И благосклонно выслушал соображения насчет дальнейших усовершенствований. Однако ничего не сказал и жалованье умелому работнику не прибавил. Над Габахом вставало солнце, похожее на вывалянный в пыли яичный желток. Когда хозяин пинком и бранью поднял с матраса спящего, Макс тут же занял его место. Не успел дневной давильщик приступить к работе, как Макс уже спал. Ему снилось, что он свободно проходит из мира в мир, и это так же легко для него, как легко маслу протечь сквозь сеточку.
Между ним и стеной висел Проход, только никто его не видел.
– Значит, карамельные жуки, – задумчиво проговорил юный Старец, теребя изображающий бородку пушок. – Очень полезные насекомые, очень. Хочу таких. Следующая партия – мне, договорились? Хорошо заплачу. Хотя если они тут размножатся… Плохо. Не в наших традициях. Народ держится за старые обычаи, а Старец – десятикратно, потому народ его и поддерживает. Всякий болван воображает, что в стародавние времена жилось лучше, чем теперь, тьфу! – Юноша сморщился. – Приходится соответствовать.
– Рабочих особей выпустить на противника, а матку и приплод уничтожить, – пожал плечами Сергей. – Делов-то… И никакой экологической катастрофы.
– Тогда улей одноразовым получается… Но все равно – давайте. Куплю.
– Жуки точно будут, если будет Макс, – сказала Ева. – На Земле мы не знаем локализаций, выводящих прямо сюда, так что путь до Оннели долог и небезопасен для человека нашей профессии.
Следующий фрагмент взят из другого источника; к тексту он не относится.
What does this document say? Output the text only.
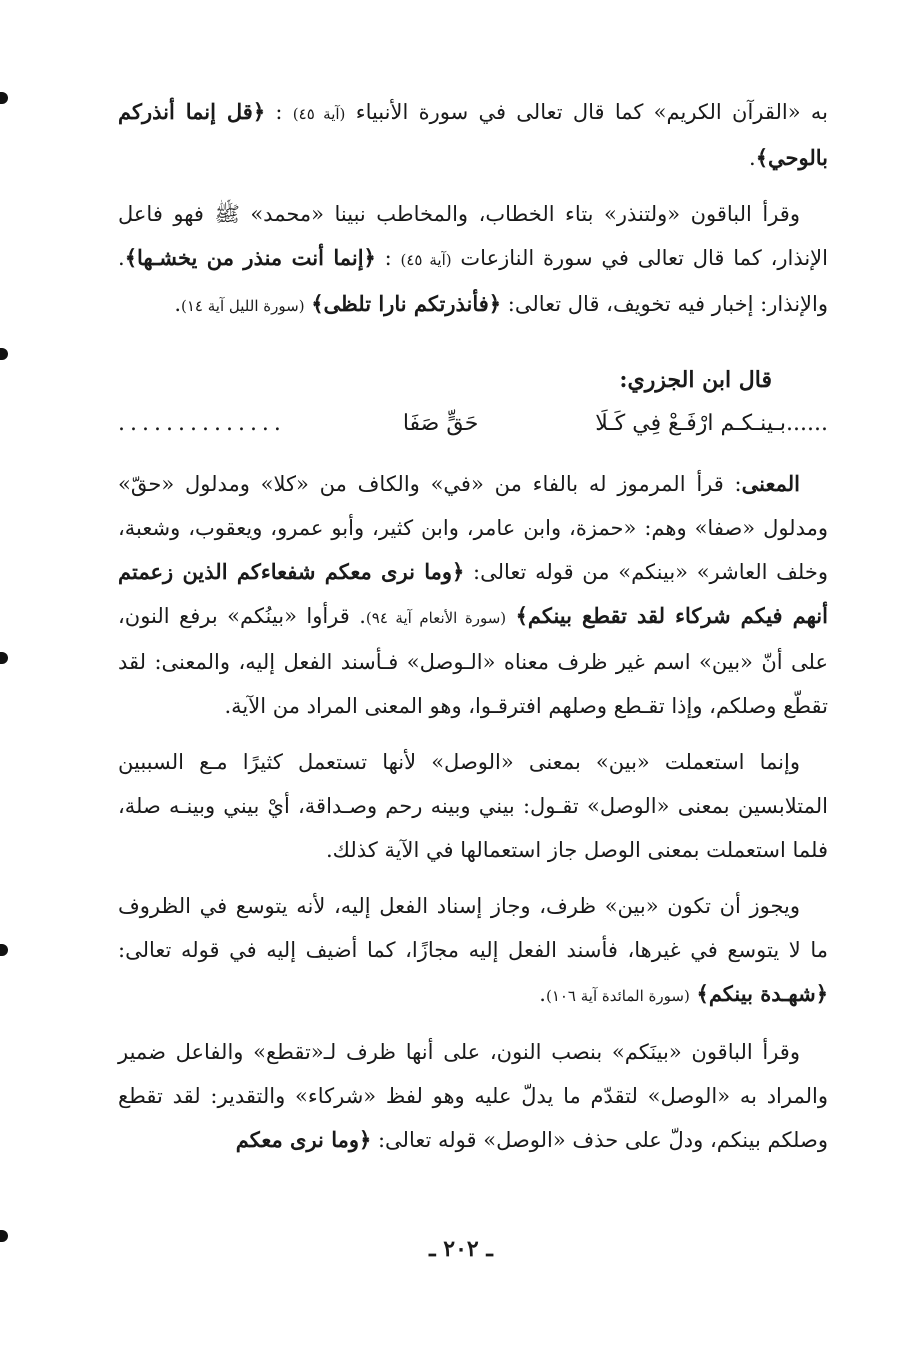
به «القرآن الكريم» كما قال تعالى في سورة الأنبياء (آية ٤٥) : ﴿قل إنما أنذركم بالوحي﴾.

وقرأ الباقون «ولتنذر» بتاء الخطاب، والمخاطب نبينا «محمد» ﷺ فهو فاعل الإنذار، كما قال تعالى في سورة النازعات (آية ٤٥) : ﴿إنما أنت منذر من يخشـها﴾. والإنذار: إخبار فيه تخويف، قال تعالى: ﴿فأنذرتكم نارا تلظى﴾ (سورة الليل آية ١٤).

قال ابن الجزري:
......بـينـكـم ارْفَـعْ فِي كَـلَا
حَقٍّ صَفَا
..............

المعنى: قرأ المرموز له بالفاء من «في» والكاف من «كلا» ومدلول «حقّ» ومدلول «صفا» وهم: «حمزة، وابن عامر، وابن كثير، وأبو عمرو، ويعقوب، وشعبة، وخلف العاشر» «بينكم» من قوله تعالى: ﴿وما نرى معكم شفعاءكم الذين زعمتم أنهم فيكم شركاء لقد تقطع بينكم﴾ (سورة الأنعام آية ٩٤). قرأوا «بينُكم» برفع النون، على أنّ «بين» اسم غير ظرف معناه «الـوصل» فـأسند الفعل إليه، والمعنى: لقد تقطّع وصلكم، وإذا تقـطع وصلهم افترقـوا، وهو المعنى المراد من الآية.

وإنما استعملت «بين» بمعنى «الوصل» لأنها تستعمل كثيرًا مـع السببين المتلابسين بمعنى «الوصل» تقـول: بيني وبينه رحم وصـداقة، أيْ بيني وبينـه صلة، فلما استعملت بمعنى الوصل جاز استعمالها في الآية كذلك.

ويجوز أن تكون «بين» ظرف، وجاز إسناد الفعل إليه، لأنه يتوسع في الظروف ما لا يتوسع في غيرها، فأسند الفعل إليه مجازًا، كما أضيف إليه في قوله تعالى: ﴿شهـدة بينكم﴾ (سورة المائدة آية ١٠٦).

وقرأ الباقون «بينَكم» بنصب النون، على أنها ظرف لـ«تقطع» والفاعل ضمير والمراد به «الوصل» لتقدّم ما يدلّ عليه وهو لفظ «شركاء» والتقدير: لقد تقطع وصلكم بينكم، ودلّ على حذف «الوصل» قوله تعالى: ﴿وما نرى معكم

ـ ٢٠٢ ـ
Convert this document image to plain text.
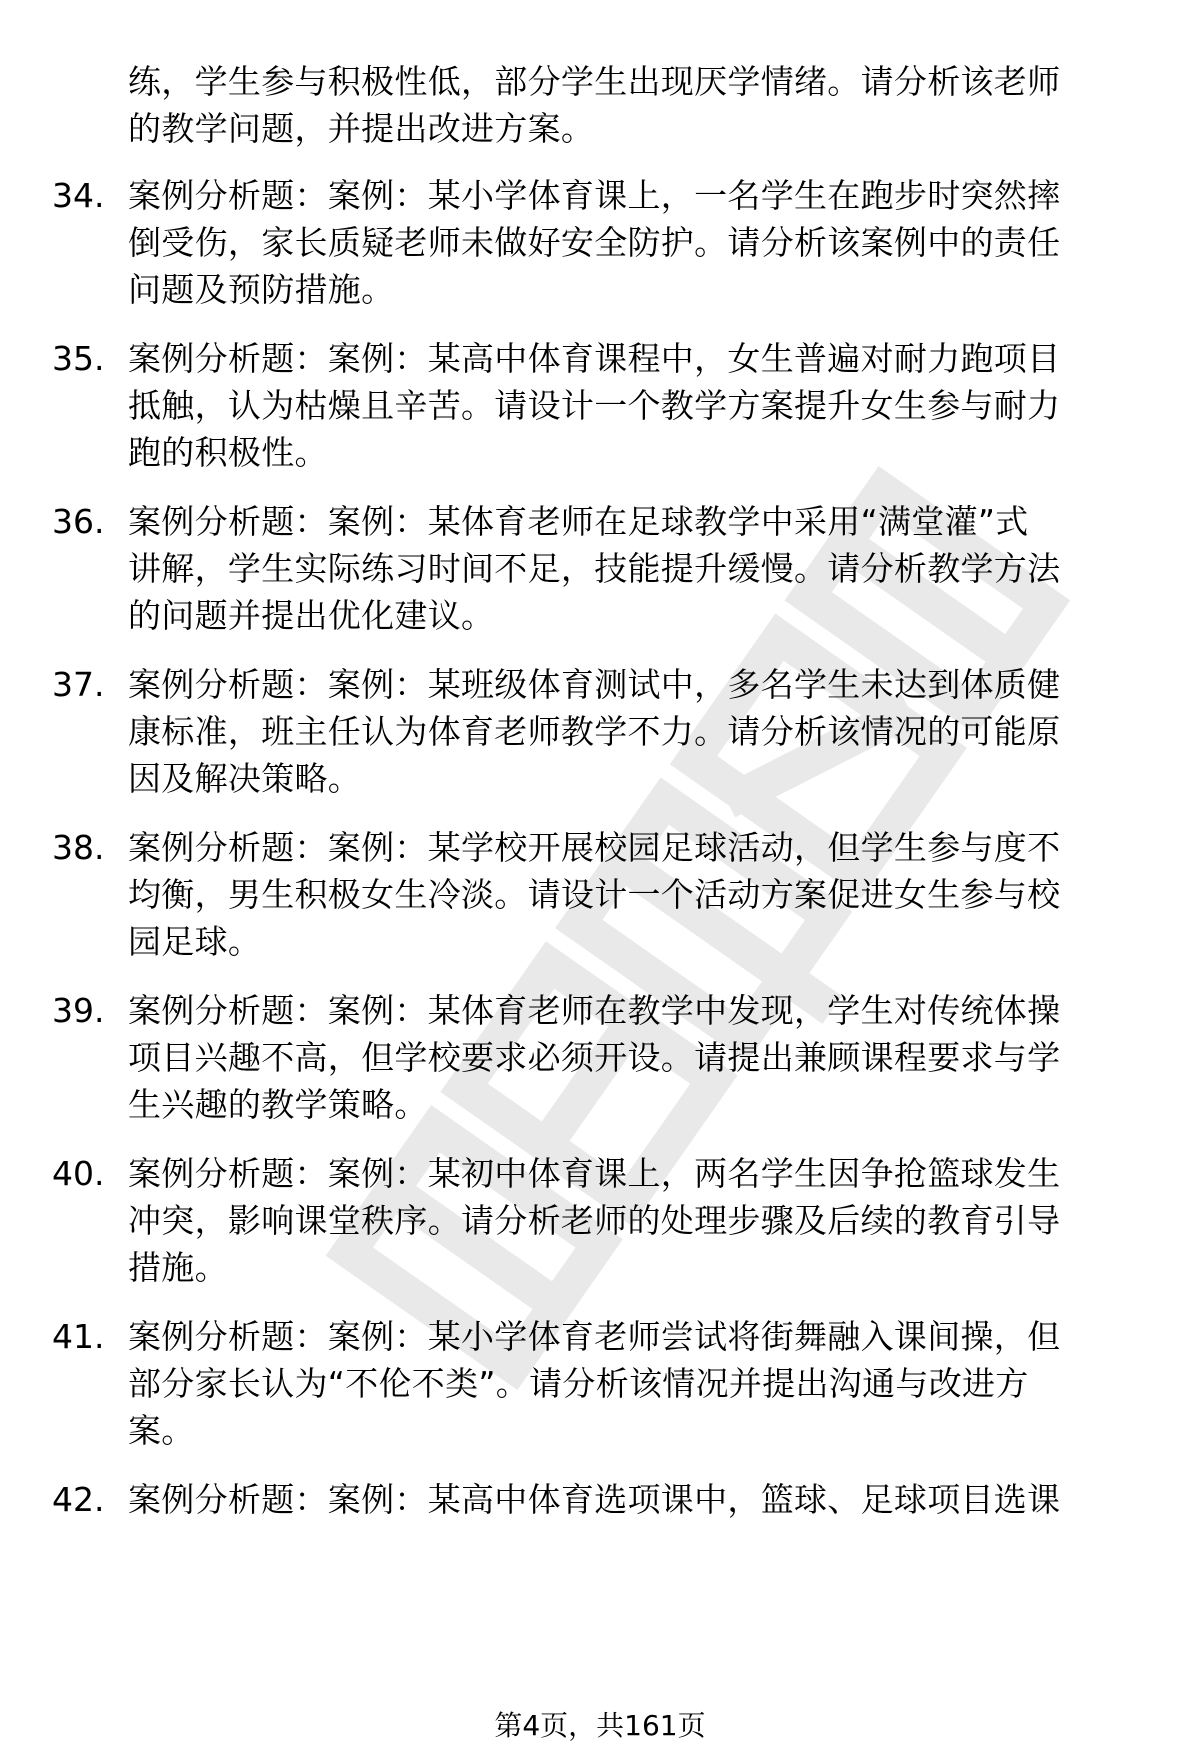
练，学生参与积极性低，部分学生出现厌学情绪。请分析该老师
的教学问题，并提出改进方案。
34. 案例分析题：案例：某小学体育课上，一名学生在跑步时突然摔
倒受伤，家长质疑老师未做好安全防护。请分析该案例中的责任
问题及预防措施。
35. 案例分析题：案例：某高中体育课程中，女生普遍对耐力跑项目
抵触，认为枯燥且辛苦。请设计一个教学方案提升女生参与耐力
跑的积极性。
36. 案例分析题：案例：某体育老师在足球教学中采用“满堂灌”式
讲解，学生实际练习时间不足，技能提升缓慢。请分析教学方法
的问题并提出优化建议。
37. 案例分析题：案例：某班级体育测试中，多名学生未达到体质健
康标准，班主任认为体育老师教学不力。请分析该情况的可能原
因及解决策略。
38. 案例分析题：案例：某学校开展校园足球活动，但学生参与度不
均衡，男生积极女生冷淡。请设计一个活动方案促进女生参与校
园足球。
39. 案例分析题：案例：某体育老师在教学中发现，学生对传统体操
项目兴趣不高，但学校要求必须开设。请提出兼顾课程要求与学
生兴趣的教学策略。
40. 案例分析题：案例：某初中体育课上，两名学生因争抢篮球发生
冲突，影响课堂秩序。请分析老师的处理步骤及后续的教育引导
措施。
41. 案例分析题：案例：某小学体育老师尝试将街舞融入课间操，但
部分家长认为“不伦不类”。请分析该情况并提出沟通与改进方
案。
42. 案例分析题：案例：某高中体育选项课中，篮球、足球项目选课
第4页，共161页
Думаю, прямой Проход с Земли мог бы открыть сюда только Макс. В Гомеостате он должен был стать универсальным проводником небывалой силы.
– Это только предположение, – покачал головой юный Старец. – И потом, у меня нет вашего Макса.
– Мы знаем, что нет. Вчера он предположительно был в Пулахте, а где сегодня, кто знает? Предугадать его перемещения невозможно, придется идти по следу. Мы отстаем от него больше чем на сутки.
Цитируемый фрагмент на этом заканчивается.